Sport, cibo, stoviglie Couture & vita reale
La collezione atletica di Versace, la quotidianità di Schiaparelli. E Dior torna a sfilare senza stilista
PARIGI Anonimo parigino. Sfila Dior senza stilista ed è chiaro a tutti che senza un comandante la barca non va dove deve andare. Non che affondi, no. L’ufficio stile, che esce in passerella a raccogliere gli applausi (d’incoraggiamento) ha fatto il suo lavoro, anche bene. Didascalico e preciso: le giacche bar, gli abiti di tulle, i tailleur, i bustier, i volant, i cappotti, i pizzi e i ricami. Ma senza quel tocco di personalità e sogno e perfezione maniacale cui una haute couture ambisce. Chapeau però al gruppo dirigente che ha comunque deciso di sfilare e continuare a cercare il successore di quel Raf Simons che ha lasciato un bel lavoro a metà. Il toto nomi è più che in fermento: la vecchia voce su Heidi Slimane, che lascerebbe Saint Laurent a Anthony Vaccarello, e la nuova di un ammiccamento per Jonathan Saunders, classe 1977, britannico di Glasgow, cocco del gruppo. Si vedrà.

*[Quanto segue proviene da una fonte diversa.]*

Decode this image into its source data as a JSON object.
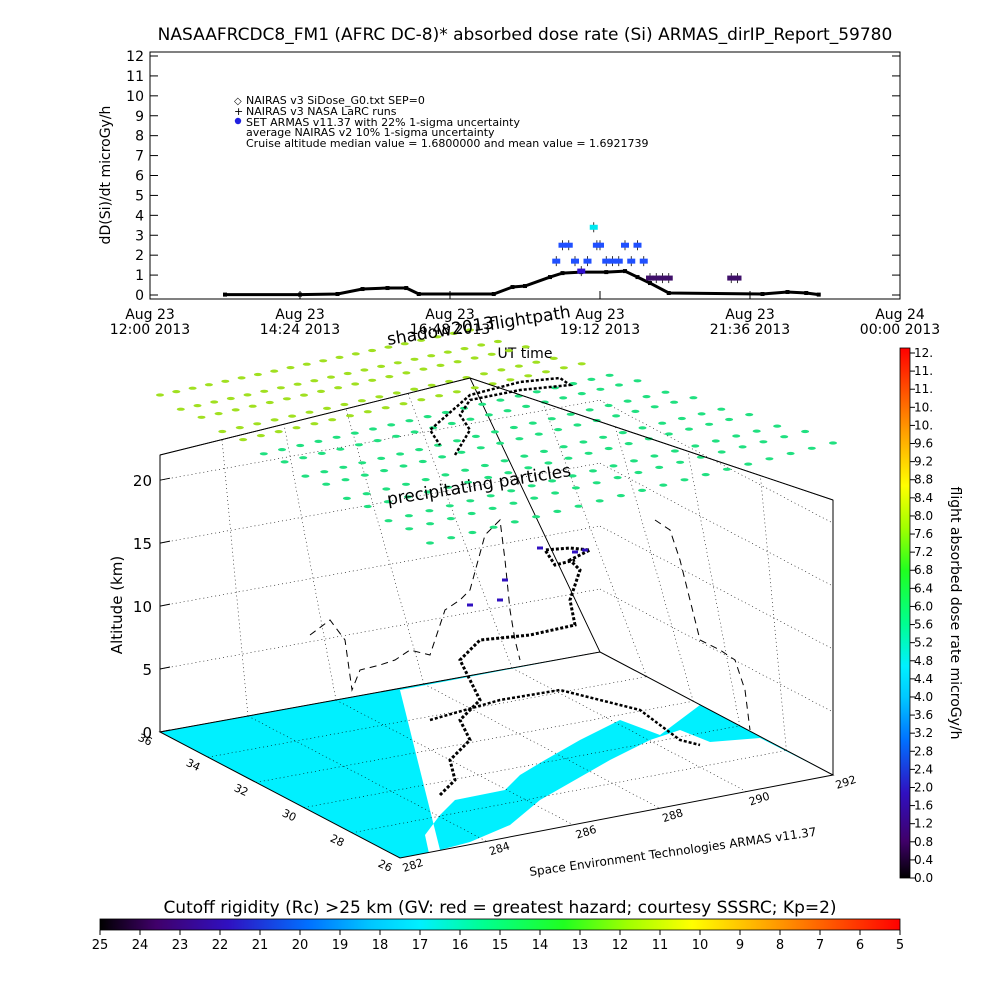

No comment di Vaccarello in prima fila da Donatella Versace (lui disegna Versus) con Riccardo Tisci e Alexander Wang. È un piacere vederli scherzare con le modelle in passerella e applaudire alla bella sfilata della stilista italiana. Una collezione dalla forte identità per via della carica sexy, delle lavorazioni, del glam, dei colori. Senza compromessi. Una couture «atletica» per donne che usano «la forza del proprio corpo per raggiungere ogni obiettivo», così dice la canzone che Violet ha scritto ad hoc per lo show. Gli abiti sono tutti ritagliati come gabbie e poi drappeggiati con bande di silicone, croquet e catene e corde di cristallo si intrecciano sulle curve delle ragazze, il lungo abito di maglia che è un ricamo unico, la tuta che è una trama di micropaillettes, lo smoking che è tagliato a pannelli e riassemblato a incastro: «Volevo portare la couture nella vita reale — spiega la stilista — ma non sapevo come fare. Poi ho pensato allo sport e ho fatto le bretelle e il resto. Insomma la mia anima è il mio corpo. Ho scelto anche donne formose perché il messaggio fosse ancora più forte». Gli applausi dei colleghi? «Adoro Riccardo. La sua faccia mi ricorda mio fratello Gianni».
Elogiava Elsa Schiaparelli «il piacere di ricevere gli amici e il cibo» e da questa frase è partito Bertrand Guillame per raccontare una nuova storia che non dimentica, appunto, segni e segnali. Ecco così che piatti e ortaggi, aragoste e gamberetti, sono ricamati fra cuori e bocche, iris e occhi, soli e lucchetti su tulle e chiffon, tessuti preziosi e antiche tele di lino. A sorpresa certi intarsi sono fatti con antichi asciugamani tagliati e riposizionati come i disegni che amava Elsa. C’è un abito di organza intarsiato con una preziosa tovaglia. Un bellissimo sogno. Finalmente. Si complimentano i colleghi Chiuri e Piccioli (Valentino) e Carla Bruni. Soddisfatto Diego Della Valle: «L’atelier ora funziona a pieno ritmo».